As for medication, DuBrul said that he believed that the answer to the question of whether or not to use pharmaceuticals needed to be far more nuanced than yes or no. The best response might be maybe, sometimes, or only certain medications. For instance, DuBrul shared that he takes lithium every night because he’s confident that, after four hospitalizations and over a decade with the label bipolar, the medication is a positive part of his care. Not the whole solution, but a piece.
All this was very comforting, but I really perked up and started paying careful attention when DuBrul introduced me to the concept of mad maps. Like advanced directives for the dying, DuBrul explained, mad maps allow psychiatric patients to outline what they’d like their care to look like in future mental health crises. The logic is: If a person can define health, while healthy, and differentiate health from crisis, that person can shape his or her own care. The maps are not intended to be rejections of psychiatry, though they could be that. The maps are designed to force patients and family members to plan ahead—to treat a relapse as possible or even likely—in order to avoid, or at least minimize, future mistakes.
This is where mad maps offer a shard of hope. Giulia and I, finally, are trying to make one, and now that we’re doing so I have to concede that in some ways, Laing was right: The treatment of psychosis is about power. Who gets to decide what behavior is tolerated? Who chooses how and when to enforce the rules? We started trying to create Giulia’s map by discussing the pills in the medicine cabinet. Under what circumstances would Giulia take them, and how much would she take? I took a hardline approach: No sleep for one night, pills at maximum dosage. Giulia wanted more time before jumping to medication, and favored starting the dose out light. We argued bitterly as we outlined our positions and punched holes in each other’s logic. Ultimately we had to sit down with Giulia’s psychiatrist to figure it out. Now we have a plan—for one bottle of pills. It’s a small victory, but a genuine step in the right direction in a world where such steps are rare.
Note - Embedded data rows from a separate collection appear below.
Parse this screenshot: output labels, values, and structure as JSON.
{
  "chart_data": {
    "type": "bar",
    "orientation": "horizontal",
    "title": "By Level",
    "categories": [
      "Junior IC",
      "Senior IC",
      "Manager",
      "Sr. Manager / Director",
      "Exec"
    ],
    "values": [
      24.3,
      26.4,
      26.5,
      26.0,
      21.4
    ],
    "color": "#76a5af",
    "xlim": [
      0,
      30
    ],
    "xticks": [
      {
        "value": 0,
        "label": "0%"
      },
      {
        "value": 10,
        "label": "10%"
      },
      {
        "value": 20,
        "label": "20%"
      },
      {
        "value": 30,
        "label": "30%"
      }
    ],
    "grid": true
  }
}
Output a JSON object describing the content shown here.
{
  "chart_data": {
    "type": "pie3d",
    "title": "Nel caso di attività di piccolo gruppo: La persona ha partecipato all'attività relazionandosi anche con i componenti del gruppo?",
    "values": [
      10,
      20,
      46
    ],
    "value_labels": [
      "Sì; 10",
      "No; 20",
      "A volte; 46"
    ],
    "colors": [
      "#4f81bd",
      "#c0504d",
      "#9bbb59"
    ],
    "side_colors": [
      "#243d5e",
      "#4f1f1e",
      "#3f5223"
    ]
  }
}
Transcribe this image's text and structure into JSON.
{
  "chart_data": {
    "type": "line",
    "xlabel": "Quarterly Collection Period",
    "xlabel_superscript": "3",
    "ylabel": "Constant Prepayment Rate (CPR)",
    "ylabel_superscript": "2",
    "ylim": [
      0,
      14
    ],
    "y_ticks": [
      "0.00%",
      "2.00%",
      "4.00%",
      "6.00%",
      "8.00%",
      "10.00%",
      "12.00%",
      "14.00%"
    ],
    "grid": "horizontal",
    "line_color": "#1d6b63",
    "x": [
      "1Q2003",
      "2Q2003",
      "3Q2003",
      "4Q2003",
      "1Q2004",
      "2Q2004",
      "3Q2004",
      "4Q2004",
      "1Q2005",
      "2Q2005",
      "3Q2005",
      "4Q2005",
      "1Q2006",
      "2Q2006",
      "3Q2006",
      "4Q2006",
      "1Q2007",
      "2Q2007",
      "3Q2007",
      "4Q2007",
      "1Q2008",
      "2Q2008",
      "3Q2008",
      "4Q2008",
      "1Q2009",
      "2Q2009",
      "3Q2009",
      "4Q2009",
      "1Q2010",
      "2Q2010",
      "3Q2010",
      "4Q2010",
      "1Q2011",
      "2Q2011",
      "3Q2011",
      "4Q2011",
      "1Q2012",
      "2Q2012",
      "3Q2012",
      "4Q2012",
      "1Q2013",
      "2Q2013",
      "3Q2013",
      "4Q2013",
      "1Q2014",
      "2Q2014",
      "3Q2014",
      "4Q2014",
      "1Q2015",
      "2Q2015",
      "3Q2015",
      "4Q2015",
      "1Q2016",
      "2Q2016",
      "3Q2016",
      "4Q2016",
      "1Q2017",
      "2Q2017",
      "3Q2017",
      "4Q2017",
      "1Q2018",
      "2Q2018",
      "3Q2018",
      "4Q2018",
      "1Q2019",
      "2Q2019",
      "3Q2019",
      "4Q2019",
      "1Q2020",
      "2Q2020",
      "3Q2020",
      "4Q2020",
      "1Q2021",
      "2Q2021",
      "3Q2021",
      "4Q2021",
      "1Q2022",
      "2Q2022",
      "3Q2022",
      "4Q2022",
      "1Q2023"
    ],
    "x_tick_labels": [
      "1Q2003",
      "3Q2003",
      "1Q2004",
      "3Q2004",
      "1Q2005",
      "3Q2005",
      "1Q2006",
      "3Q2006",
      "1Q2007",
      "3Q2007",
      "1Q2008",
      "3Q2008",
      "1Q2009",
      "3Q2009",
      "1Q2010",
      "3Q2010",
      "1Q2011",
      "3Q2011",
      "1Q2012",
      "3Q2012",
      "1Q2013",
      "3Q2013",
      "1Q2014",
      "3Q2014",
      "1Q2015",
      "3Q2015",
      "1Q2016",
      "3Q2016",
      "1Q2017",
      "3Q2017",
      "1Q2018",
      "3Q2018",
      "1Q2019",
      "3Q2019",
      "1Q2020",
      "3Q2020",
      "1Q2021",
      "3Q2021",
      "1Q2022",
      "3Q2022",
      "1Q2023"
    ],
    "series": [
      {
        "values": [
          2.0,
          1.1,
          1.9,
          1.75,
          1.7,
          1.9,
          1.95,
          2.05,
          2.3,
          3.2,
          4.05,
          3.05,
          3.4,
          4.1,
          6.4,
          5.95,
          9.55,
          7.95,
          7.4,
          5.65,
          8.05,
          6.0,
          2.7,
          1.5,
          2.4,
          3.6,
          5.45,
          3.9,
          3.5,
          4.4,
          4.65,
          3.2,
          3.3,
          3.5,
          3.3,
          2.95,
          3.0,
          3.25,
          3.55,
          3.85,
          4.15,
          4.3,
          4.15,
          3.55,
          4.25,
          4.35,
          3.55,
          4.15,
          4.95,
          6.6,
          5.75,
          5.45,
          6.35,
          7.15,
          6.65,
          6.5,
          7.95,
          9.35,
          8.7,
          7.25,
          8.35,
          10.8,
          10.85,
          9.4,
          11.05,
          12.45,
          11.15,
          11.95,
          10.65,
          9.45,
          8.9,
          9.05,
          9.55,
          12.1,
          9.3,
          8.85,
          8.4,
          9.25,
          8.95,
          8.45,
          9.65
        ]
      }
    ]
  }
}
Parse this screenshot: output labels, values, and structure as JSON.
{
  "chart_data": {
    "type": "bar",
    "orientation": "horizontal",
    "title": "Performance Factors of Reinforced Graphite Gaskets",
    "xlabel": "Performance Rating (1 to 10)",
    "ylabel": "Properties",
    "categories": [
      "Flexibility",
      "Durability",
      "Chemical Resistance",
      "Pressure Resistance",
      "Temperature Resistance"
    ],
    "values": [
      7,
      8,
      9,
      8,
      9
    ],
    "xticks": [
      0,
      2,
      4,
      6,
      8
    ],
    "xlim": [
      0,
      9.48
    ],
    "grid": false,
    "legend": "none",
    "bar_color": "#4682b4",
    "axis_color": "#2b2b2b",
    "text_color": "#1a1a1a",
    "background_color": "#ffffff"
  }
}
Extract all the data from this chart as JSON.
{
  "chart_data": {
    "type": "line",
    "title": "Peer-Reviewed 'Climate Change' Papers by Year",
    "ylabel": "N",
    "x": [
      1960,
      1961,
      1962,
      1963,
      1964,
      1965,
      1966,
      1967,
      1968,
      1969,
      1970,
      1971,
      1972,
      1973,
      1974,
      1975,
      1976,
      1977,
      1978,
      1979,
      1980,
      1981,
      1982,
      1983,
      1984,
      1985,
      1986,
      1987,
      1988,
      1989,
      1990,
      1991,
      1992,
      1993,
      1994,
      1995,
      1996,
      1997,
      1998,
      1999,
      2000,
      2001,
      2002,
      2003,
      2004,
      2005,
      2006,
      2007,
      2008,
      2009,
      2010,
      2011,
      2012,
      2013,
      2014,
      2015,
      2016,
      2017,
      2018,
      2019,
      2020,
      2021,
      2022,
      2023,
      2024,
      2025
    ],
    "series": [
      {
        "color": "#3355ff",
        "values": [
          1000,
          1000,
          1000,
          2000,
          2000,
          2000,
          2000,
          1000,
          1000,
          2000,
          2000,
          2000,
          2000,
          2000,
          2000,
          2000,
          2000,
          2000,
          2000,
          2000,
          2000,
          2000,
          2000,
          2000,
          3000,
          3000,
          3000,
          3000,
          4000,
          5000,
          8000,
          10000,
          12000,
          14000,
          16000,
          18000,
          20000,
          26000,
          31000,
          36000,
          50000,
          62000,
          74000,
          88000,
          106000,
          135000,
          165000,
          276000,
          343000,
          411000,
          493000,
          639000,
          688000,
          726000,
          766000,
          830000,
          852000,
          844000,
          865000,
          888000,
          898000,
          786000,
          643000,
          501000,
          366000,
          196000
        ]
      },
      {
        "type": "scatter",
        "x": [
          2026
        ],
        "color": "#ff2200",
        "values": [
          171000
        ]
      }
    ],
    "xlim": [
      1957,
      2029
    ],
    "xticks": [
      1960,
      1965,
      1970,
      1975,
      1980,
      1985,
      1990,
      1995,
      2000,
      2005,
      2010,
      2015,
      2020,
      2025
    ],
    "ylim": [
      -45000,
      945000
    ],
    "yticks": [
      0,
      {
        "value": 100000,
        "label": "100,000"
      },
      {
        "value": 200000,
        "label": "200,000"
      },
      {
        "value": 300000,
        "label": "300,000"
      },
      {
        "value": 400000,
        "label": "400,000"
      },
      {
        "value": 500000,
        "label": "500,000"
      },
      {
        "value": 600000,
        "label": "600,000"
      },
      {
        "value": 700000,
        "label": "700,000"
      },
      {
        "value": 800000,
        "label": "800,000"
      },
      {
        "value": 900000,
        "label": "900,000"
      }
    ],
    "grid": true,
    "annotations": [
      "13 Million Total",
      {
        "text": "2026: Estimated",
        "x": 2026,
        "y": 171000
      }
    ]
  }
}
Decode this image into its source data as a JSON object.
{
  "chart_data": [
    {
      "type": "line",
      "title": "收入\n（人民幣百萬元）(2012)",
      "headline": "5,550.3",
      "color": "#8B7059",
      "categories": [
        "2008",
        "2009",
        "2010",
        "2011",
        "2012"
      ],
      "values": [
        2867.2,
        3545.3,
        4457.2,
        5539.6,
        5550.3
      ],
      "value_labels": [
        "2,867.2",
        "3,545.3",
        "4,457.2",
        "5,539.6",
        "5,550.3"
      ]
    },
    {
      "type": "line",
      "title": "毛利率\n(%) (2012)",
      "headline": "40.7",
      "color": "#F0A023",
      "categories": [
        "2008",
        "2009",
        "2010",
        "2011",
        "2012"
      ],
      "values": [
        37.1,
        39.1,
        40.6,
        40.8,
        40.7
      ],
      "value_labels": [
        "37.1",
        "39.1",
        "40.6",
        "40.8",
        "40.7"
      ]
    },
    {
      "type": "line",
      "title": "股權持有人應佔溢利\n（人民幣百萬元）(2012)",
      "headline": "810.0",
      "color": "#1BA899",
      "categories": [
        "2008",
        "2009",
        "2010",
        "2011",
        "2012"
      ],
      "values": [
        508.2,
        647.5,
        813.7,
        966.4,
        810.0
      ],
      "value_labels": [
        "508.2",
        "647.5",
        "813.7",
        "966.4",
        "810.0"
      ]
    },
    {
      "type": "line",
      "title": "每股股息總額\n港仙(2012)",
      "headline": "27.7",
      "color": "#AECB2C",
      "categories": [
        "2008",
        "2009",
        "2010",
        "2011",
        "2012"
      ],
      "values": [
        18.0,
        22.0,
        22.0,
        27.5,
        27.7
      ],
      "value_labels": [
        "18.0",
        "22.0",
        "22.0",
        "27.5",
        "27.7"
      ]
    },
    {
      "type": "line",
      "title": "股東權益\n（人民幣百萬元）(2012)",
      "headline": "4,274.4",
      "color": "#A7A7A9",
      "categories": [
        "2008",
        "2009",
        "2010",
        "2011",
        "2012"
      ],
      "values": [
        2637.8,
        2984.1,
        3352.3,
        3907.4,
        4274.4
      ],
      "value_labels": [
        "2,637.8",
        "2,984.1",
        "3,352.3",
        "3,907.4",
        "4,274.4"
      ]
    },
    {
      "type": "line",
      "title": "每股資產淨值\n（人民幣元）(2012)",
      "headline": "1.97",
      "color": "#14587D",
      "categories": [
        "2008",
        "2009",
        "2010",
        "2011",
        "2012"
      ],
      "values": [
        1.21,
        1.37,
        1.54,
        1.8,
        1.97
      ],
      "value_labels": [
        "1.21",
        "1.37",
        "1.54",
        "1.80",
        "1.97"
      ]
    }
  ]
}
We still have a lot to decide, most of it tremendously complicated. Giulia still wants three kids before she turns 35; I’m interested in avoiding a third hospitalization. When we set aside time to talk about things, we know we’re making calendar space to fight.
But I believe in these talks, because when we sit down together to discuss medication dosages, or a timeline for getting pregnant, or the risks of taking lithium during pregnancy, we are essentially saying, “I love you.” My exact words might be “I think you’re rushing things,” but the subtext is “I want you to be healthy and fulfilled, and I want to spend my life with you. I want to hear how much you disagree with me, about something that is as personal as it gets, so that we can be together.” And Giulia might be saying, “Give me some space,” but in her heart it’s “I value what you’ve done for me, and I support you in everything you do, and let’s make this work.”
Giulia and I fell in love effortlessly, in our carefree teens. We’ve now loved each other desperately, through psychosis. At our wedding we promised this to each other: to love each other and stick together in good times and in bad. In hindsight, we also should have promised to love each other when life is normal. It’s those normal days, now transformed by crisis, that have strained our marriage most. I realize no mad map is going to keep Giulia out of the hospital, nor prevent us from fighting over her care. But the faith required to try to plan a life together feels good and grounding. I’m still willing to do almost anything to make Giulia smile.